The falling iron ore price has wreaked havoc on the mining sector over the last 12 months with some of the nation's smaller stocks having lost more than 90% of their market value. While the industry's bigger players have also been feeling the pinch it may not be all bad news for them, for example it has been argued that they could actually benefit from this low price environment.
As reported by The Australian Financial Review, UBS mining analyst Glyn Lawcock believes the world's four largest iron ore miners – being, BHP Billiton Limited (ASX: BHP), Rio Tinto Limited (ASX: RIO), Fortescue Metals Group Limited (ASX: FMG) and Brazil's Vale – are going for a "Goldilocks" price – one that is just right.
Each of the four miners maintain lower cost operations than the market's smaller players, meaning they can still profit even with the commodity trading down 50% over the last 13 months.
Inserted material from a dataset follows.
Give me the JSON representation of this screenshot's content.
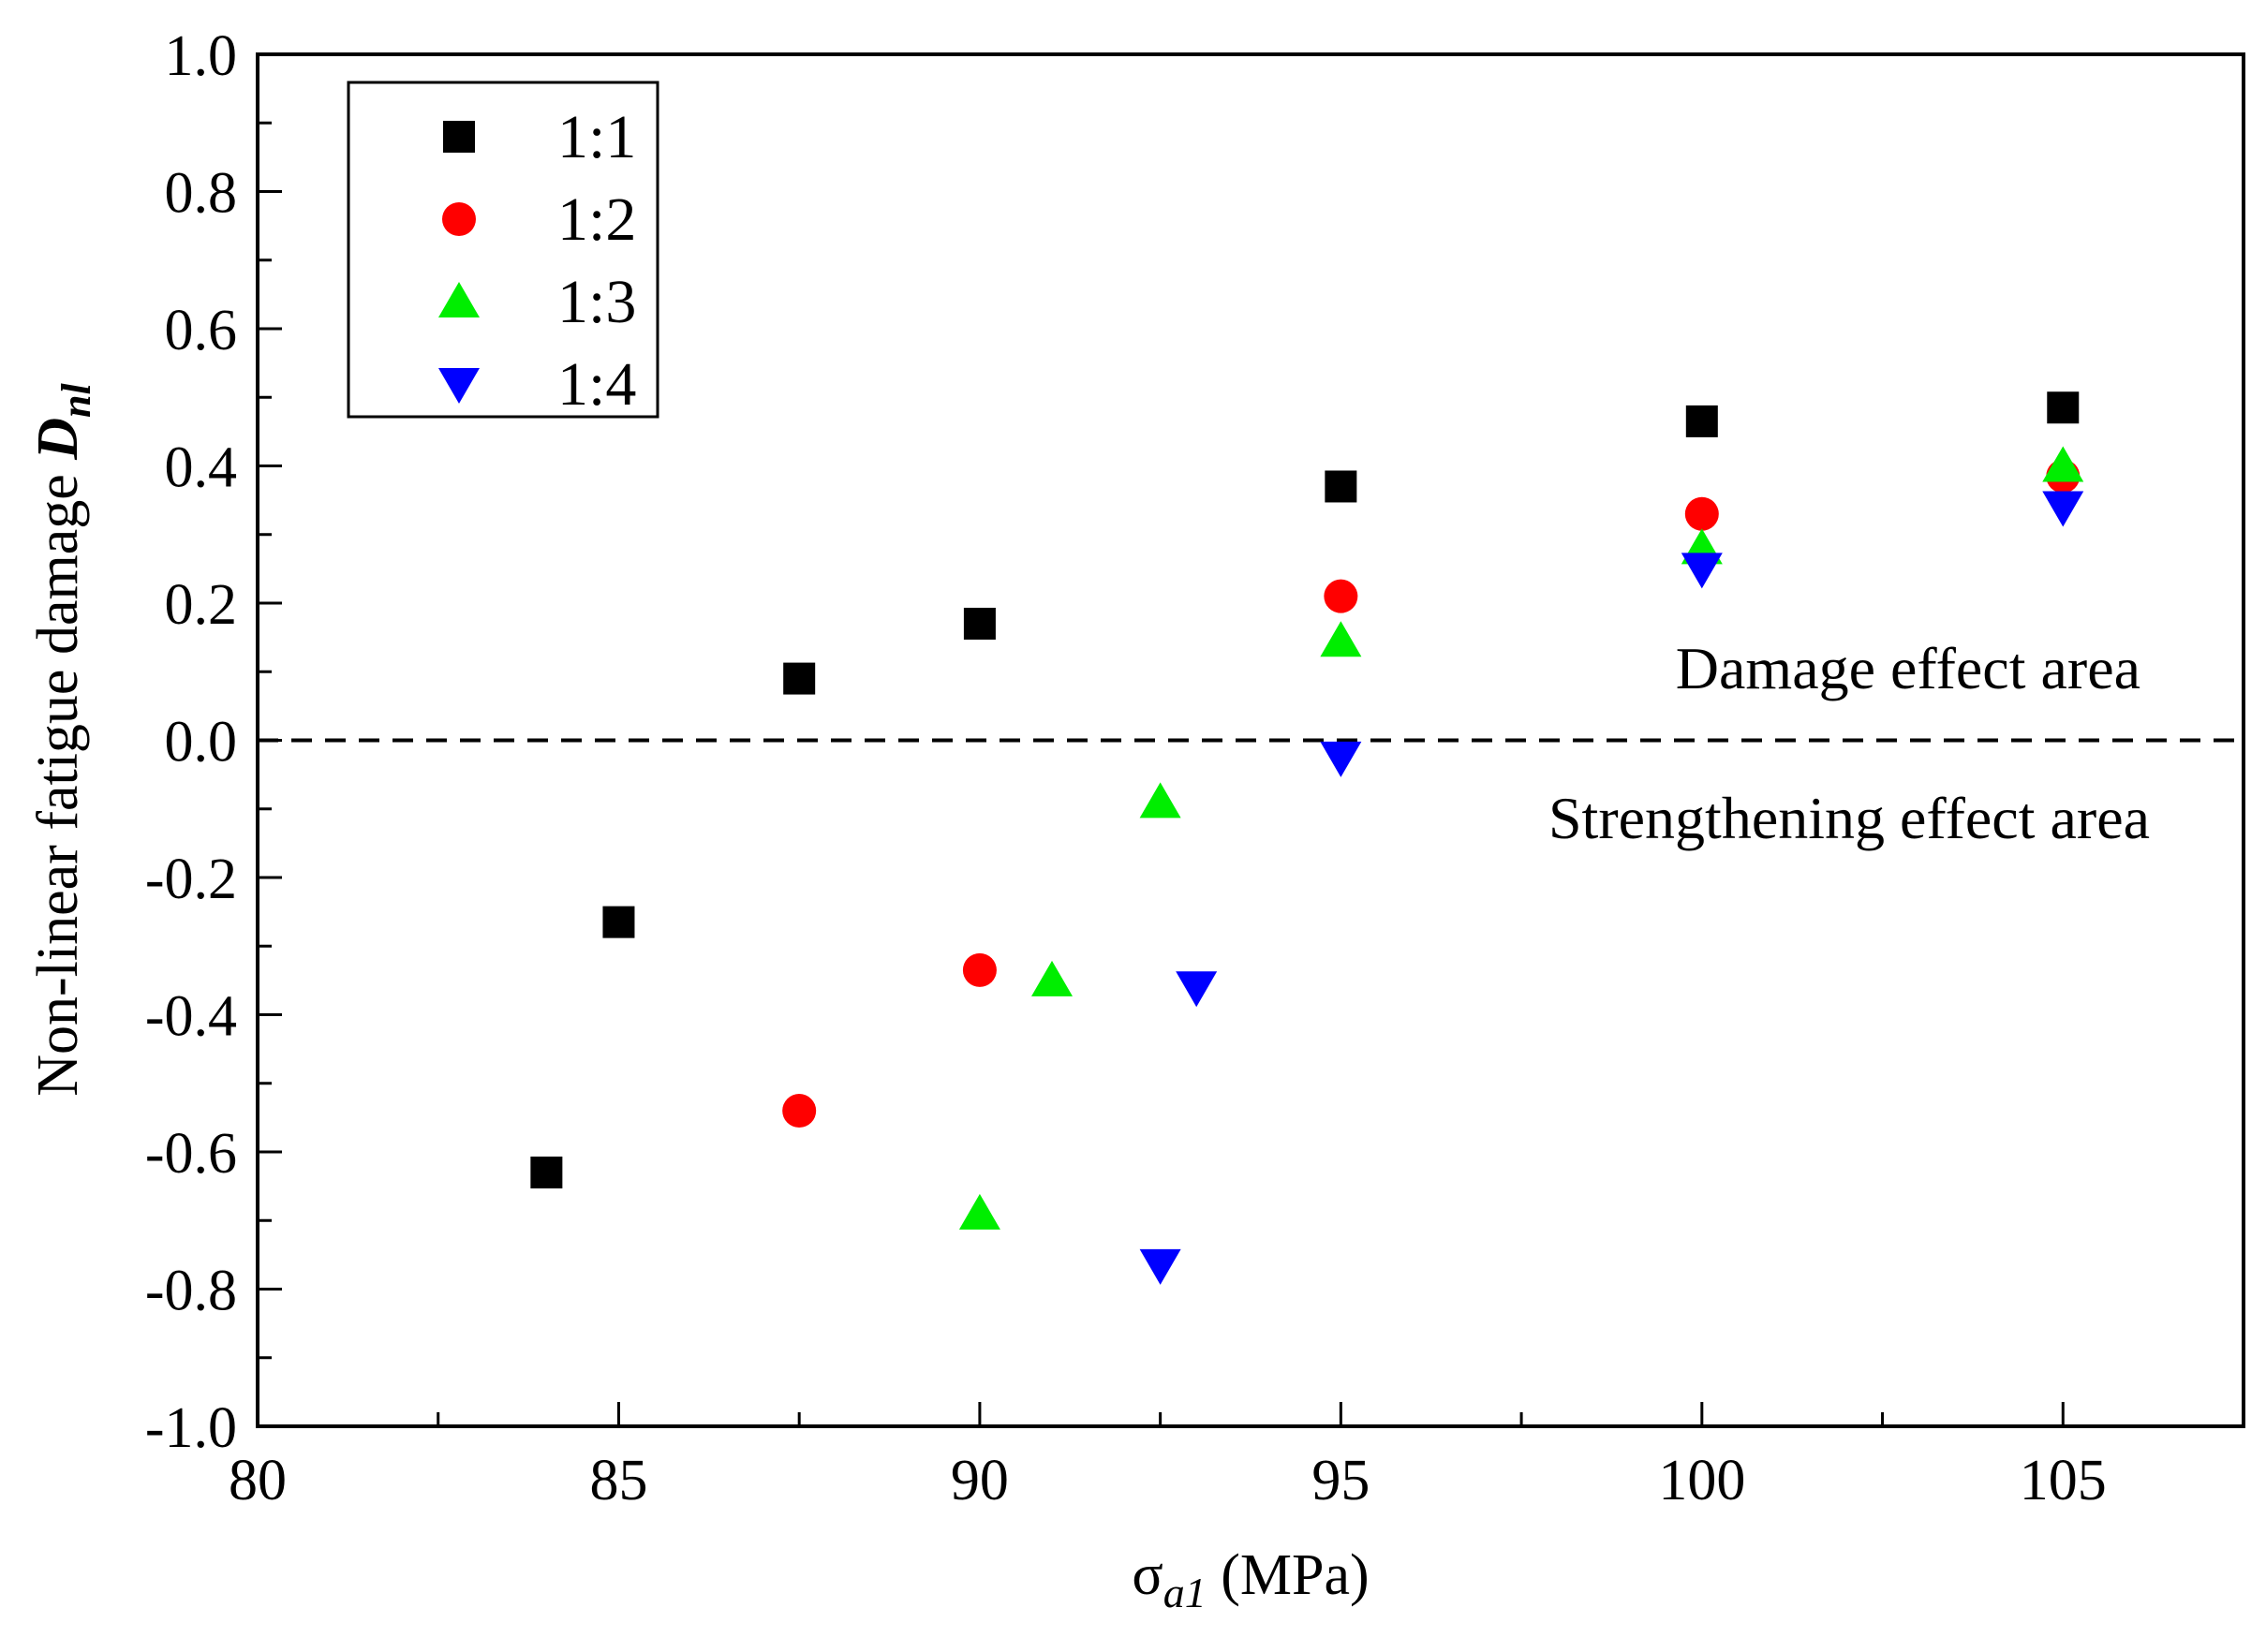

While their cash flows and margins could certainly come under pressure in the near-term, the idea is that the world's higher cost operators would be priced out of the market, leaving the four biggest miners with a greater share.
Lawcock said: "The low cost incumbents at the bottom of the cost curve want a price that doesn't deter them from investing, that makes a good return for them, but not too good a return that it encourages new entrants and competitors… It's the Goldilocks strategy [on price] – not too much, not too little, but just right."
Get used to low prices
The iron ore price is hovering around its lowest price in more than five years. While the majors continue to ramp up their production levels (see BHP Billiton's and Rio Tinto's recent production reports, here and here), Chinese demand is waning. The basic supply and demand dynamics dictate that in such a scenario, prices will only continue to fall.
The announcement from Arrium Ltd (ASX: ARI) last week that it would be closing one of its two iron ore mining precincts in South Australia, whilst also reducing its capital expenditure by 30%, shows the suffering currently being endured by the high-cost miners. Even Fortescue Metals Group has been hovering around multi-year lows with the tumbling commodity price taking its toll on the bigger miners, too.
Although there were signs of the price stabilising earlier in the year, iron ore is likely to continue dropping over the next 12 months. While BHP Billiton and Rio Tinto are both well equipped to handle the low price environment (according to the AFR, BHP's and Rio Tinto's breakeven price is around US$34 a tonne, thanks in part to the falling currency), it could prove catastrophic for some of the industry's higher cost players. As such, investors would be wise to avoid the sector altogether, for now at least.